If you are interested in applying to UNC graduate school, drop me a note HERE. If you are interested in plant ecology, conservation biology, and related topics, you may also wish to contact several of my colleagues: Bob Peet (Department of Biology and Chair, Ecology Curriculum), Charles Mitchell (Department of Biology), Alan Weakley (Curator of the UNC Herbarium), Johnny Randall (Assistant Director for Conservation and Natural Areas, North Carolina Botanical Garden), and Aaron Moody (Department of Geography), as well as others associated with the Curriculum in Ecology, the Department of Biology, and the Institute of the Environment. Browse the faculty and students in these programs (and on the web sites I’ve linked) to get a sense of whether we are a good place for you.

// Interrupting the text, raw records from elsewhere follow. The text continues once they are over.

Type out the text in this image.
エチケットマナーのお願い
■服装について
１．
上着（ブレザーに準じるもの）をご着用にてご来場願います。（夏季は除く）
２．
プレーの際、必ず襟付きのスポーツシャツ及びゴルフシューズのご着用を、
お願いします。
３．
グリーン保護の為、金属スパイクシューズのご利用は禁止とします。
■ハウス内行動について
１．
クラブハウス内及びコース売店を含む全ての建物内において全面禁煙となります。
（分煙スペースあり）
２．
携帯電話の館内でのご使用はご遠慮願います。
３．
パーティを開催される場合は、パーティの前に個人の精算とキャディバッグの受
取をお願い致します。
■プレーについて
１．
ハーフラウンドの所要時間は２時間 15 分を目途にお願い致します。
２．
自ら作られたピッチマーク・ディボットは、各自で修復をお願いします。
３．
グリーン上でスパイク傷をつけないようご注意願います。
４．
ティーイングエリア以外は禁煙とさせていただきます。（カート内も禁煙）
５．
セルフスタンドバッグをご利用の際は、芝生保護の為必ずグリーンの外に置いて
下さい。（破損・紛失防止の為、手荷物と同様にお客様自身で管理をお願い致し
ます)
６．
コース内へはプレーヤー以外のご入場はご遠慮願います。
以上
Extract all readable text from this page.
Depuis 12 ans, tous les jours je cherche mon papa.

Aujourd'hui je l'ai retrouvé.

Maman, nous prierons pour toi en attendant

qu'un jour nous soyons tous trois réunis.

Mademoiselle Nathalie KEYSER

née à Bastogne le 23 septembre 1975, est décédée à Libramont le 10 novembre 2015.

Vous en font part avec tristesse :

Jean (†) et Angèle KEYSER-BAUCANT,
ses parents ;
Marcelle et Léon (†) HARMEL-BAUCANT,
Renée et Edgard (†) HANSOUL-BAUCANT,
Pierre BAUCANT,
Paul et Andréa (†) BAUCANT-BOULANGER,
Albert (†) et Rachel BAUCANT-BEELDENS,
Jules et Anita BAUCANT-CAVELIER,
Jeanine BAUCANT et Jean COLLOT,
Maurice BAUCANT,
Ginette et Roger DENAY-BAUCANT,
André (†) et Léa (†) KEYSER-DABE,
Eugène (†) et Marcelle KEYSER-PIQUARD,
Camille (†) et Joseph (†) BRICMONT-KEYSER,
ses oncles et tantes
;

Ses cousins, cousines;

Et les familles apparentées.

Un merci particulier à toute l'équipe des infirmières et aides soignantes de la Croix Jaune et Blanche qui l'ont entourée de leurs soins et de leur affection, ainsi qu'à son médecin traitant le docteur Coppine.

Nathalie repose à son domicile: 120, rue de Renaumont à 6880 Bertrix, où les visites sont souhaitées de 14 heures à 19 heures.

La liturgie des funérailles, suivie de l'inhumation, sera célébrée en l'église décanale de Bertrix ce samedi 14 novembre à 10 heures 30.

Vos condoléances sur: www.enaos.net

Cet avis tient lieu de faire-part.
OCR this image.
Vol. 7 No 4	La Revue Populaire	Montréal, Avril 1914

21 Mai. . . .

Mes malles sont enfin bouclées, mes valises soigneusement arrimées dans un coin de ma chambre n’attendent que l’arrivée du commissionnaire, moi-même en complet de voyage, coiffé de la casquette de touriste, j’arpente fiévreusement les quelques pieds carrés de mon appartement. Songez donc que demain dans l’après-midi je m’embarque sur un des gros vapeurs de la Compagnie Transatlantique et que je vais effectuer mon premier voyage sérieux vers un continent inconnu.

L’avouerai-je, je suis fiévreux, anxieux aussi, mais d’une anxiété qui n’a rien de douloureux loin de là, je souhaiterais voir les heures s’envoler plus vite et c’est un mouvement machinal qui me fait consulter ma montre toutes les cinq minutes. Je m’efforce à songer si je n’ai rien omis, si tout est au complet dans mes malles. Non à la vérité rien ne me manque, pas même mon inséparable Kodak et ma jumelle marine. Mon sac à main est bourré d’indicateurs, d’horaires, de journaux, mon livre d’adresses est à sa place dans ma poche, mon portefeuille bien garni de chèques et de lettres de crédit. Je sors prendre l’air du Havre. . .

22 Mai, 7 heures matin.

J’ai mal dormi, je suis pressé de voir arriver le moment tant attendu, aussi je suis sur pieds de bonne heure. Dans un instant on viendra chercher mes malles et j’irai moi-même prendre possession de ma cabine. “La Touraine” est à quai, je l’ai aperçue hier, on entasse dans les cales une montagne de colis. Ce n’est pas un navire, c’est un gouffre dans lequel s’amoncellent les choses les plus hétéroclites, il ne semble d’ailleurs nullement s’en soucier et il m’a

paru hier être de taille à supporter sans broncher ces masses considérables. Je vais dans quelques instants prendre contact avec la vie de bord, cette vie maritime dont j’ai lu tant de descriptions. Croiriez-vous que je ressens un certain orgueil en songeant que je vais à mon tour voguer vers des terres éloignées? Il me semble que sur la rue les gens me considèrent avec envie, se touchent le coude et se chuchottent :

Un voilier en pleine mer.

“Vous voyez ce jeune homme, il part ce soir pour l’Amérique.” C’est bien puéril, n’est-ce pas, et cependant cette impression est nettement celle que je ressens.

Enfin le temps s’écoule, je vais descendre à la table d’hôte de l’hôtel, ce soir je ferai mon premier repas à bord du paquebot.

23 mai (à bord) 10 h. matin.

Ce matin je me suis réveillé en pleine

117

You also have a choice between applying to the Curriculum in Ecology and Department of Biology. Both are good choices and I’d be happy to discuss the differences between these programs with you. The choice depends also on who you are and where you are headed after graduate school. You may also wish to check out the North Carolina Botanical Garden and the UNC Herbarium (a unit of the Garden).
Speaking of graduate school admission, I find this to be very much a matching process, rather than one that is concerned only with past academic performance or research experience. Can we give you what you need to succeed in your chosen area and for your specific career aspirations? Do you fit into the research programs that are running here? We can explore these questions by email, by phone, or in person—and a visit to campus is often a great way to explore the potentials. We do hold graduate student weekends (usually in February or March), but we also encourage students to visit on their own—with those visits often starting in September and running into February. Anyway, the place to start is a conversation…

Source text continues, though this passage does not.